The United States Postal Service will lose a record $10 billion this year. And because of this financial insolvency, no later than next summer, it will fail to meet payroll. This action most certainly will stop the mail — and leave taxpayers on the hook with a multi-billion-dollar “postage due” bailout bill.

Tackling this challenge presents Congress with an opportunity to save a constitutionally authorized American institution and save it by cutting costs and freeing it to make better decisions. I call it a business restructuring plan. What it promises taxpayers is a better working system without any taxpayer-funded bailout.

The Postal Service is a part of the federal government, but it became an independent agency in 1971 so that it could be run more like a business.
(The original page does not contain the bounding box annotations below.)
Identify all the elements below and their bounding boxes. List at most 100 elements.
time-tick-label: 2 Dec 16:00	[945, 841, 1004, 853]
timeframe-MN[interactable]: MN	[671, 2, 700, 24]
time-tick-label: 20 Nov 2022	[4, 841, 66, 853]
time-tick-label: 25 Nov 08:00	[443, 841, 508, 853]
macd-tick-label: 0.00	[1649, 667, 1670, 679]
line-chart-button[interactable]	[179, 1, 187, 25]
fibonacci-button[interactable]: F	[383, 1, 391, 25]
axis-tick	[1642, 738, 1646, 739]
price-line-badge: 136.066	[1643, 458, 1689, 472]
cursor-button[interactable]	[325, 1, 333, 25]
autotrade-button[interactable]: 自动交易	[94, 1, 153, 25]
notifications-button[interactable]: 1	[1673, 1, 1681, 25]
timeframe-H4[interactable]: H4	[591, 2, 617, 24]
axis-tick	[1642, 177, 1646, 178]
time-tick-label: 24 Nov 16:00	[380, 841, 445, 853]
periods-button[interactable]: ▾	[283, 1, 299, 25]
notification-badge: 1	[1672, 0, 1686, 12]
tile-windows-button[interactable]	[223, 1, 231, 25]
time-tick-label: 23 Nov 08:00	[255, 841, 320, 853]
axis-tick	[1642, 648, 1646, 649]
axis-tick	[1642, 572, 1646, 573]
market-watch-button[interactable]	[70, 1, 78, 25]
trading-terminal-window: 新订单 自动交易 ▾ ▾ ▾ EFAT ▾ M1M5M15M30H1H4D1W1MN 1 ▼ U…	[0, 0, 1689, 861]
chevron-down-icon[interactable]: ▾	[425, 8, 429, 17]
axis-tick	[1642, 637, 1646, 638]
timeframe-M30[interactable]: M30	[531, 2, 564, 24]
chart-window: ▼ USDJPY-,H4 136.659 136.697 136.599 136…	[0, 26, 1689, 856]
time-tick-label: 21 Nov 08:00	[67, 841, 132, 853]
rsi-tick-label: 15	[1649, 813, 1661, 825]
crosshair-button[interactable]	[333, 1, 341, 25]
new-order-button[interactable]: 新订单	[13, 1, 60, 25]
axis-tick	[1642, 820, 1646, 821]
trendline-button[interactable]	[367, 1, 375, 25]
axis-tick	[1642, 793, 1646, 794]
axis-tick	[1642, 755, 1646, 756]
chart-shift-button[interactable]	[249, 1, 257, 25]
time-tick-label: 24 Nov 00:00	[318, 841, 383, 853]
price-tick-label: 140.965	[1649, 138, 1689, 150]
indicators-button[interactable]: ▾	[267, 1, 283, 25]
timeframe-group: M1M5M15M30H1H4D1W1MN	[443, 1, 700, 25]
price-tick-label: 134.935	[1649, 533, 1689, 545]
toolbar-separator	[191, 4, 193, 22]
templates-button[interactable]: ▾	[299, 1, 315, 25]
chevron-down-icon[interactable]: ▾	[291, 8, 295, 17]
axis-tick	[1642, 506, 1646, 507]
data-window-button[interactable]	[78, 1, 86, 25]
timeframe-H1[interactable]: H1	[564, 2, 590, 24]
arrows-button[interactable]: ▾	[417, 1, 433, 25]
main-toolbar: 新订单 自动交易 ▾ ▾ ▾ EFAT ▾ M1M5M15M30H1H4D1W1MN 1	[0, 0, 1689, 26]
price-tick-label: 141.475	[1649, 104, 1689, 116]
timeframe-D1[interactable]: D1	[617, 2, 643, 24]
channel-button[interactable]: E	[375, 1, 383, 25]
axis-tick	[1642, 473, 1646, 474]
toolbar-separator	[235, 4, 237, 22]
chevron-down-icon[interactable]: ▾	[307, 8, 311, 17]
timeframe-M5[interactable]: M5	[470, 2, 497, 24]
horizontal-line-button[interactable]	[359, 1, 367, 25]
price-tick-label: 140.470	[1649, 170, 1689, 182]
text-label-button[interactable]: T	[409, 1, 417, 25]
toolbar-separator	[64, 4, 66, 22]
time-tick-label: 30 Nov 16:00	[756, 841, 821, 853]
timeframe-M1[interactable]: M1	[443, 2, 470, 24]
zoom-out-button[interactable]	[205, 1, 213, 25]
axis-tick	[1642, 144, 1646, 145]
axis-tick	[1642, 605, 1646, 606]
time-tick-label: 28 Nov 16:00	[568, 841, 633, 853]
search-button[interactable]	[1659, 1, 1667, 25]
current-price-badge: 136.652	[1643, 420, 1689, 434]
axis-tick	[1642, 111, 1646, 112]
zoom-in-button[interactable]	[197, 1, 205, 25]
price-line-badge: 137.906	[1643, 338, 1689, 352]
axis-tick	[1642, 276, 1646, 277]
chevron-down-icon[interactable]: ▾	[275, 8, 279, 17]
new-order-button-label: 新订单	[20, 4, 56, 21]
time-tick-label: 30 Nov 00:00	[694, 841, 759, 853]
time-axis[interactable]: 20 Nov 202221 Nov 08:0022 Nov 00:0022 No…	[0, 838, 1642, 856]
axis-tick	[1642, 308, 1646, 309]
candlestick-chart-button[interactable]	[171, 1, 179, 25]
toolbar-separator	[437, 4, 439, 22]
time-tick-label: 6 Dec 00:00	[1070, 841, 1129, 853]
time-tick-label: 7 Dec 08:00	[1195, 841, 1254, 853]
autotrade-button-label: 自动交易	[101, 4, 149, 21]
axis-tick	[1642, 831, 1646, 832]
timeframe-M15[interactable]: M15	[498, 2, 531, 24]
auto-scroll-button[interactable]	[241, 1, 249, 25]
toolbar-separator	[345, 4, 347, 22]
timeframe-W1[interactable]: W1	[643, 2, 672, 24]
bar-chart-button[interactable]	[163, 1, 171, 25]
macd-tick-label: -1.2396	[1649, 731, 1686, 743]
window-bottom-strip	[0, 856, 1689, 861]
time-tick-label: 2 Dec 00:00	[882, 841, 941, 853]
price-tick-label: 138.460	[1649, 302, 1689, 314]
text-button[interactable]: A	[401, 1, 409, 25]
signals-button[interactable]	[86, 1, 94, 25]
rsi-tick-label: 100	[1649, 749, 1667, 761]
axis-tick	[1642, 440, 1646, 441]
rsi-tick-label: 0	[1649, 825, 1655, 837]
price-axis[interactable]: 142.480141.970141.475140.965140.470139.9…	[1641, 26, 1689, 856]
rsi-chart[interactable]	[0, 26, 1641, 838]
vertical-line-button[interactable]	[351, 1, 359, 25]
In simple terms, this “spin-off” deal gave the newly independent Service billions of dollars in land, buildings, equipment, vehicles, and a trained workforce of 700,000. In return, the Postal Service was required to cover its own expenses, and not rely on taxpayer money.
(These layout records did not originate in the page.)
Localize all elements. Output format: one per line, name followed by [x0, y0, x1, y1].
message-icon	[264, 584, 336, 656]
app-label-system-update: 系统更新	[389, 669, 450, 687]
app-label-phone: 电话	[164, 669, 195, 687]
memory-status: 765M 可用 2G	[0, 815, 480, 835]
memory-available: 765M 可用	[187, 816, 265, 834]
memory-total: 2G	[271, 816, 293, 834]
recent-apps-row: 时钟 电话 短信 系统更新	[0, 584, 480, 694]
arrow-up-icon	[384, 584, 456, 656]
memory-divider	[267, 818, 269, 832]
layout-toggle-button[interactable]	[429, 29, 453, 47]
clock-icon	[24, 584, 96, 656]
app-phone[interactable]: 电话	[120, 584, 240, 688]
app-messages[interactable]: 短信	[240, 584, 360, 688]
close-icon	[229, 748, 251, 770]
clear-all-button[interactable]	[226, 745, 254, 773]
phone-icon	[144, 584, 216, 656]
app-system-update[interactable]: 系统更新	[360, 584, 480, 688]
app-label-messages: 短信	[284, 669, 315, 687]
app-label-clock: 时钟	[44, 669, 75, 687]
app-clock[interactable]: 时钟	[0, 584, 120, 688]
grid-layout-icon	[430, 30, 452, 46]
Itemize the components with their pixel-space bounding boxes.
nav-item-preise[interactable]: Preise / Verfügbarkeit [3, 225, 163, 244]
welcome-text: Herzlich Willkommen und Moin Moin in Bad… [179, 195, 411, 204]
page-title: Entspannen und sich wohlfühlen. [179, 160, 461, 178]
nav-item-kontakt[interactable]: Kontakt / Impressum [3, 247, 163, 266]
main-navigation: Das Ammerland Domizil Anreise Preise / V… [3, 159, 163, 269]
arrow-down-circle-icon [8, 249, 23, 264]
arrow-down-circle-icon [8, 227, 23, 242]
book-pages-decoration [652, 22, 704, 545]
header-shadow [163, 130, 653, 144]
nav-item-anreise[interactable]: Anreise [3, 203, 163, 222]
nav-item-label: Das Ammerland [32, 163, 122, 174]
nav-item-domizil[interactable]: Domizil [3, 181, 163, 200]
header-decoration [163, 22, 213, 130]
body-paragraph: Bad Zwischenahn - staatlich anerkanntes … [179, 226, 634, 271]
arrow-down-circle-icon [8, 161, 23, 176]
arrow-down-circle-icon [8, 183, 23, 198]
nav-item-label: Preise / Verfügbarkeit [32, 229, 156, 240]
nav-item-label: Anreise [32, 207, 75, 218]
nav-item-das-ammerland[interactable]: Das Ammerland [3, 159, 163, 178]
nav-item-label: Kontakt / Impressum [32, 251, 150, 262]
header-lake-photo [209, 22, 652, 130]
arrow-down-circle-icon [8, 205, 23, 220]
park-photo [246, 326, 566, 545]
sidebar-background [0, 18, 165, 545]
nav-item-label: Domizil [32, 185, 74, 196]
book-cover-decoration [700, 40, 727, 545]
There is however, one small exception: because postal workers are federal employees, taxpayers automatically provide a backstop to certain Postal Service–paid obligations — like pensions and retiree health benefits. It pays the Treasury to cover these costs.

The Postal Service stopped making this payment for its share of employee retirement benefits in late June. Even with a six-week grace period signed into law by President Obama this week, they will miss a $5.5 billion payment for retiree health care.

If they do not ultimately make these payments, the American taxpayer will pick up the bill. Even worse, a chorus of voices in Washington — pushed by political allies and others, would rather just pass another a bailout and kick the can down the road another few years.

They say, erroneously, that the Postal Service doesn’t really owe these obligations anymore and that in fact, it has “overpaid” into its retirement funds to the tune of $50–75 billion.

The postmaster general and union leaders claim that to “save” the Postal Service, Congress must simply give this money “back.” They are attempting to rebrand a taxpayer-paid bailout as a “refund.”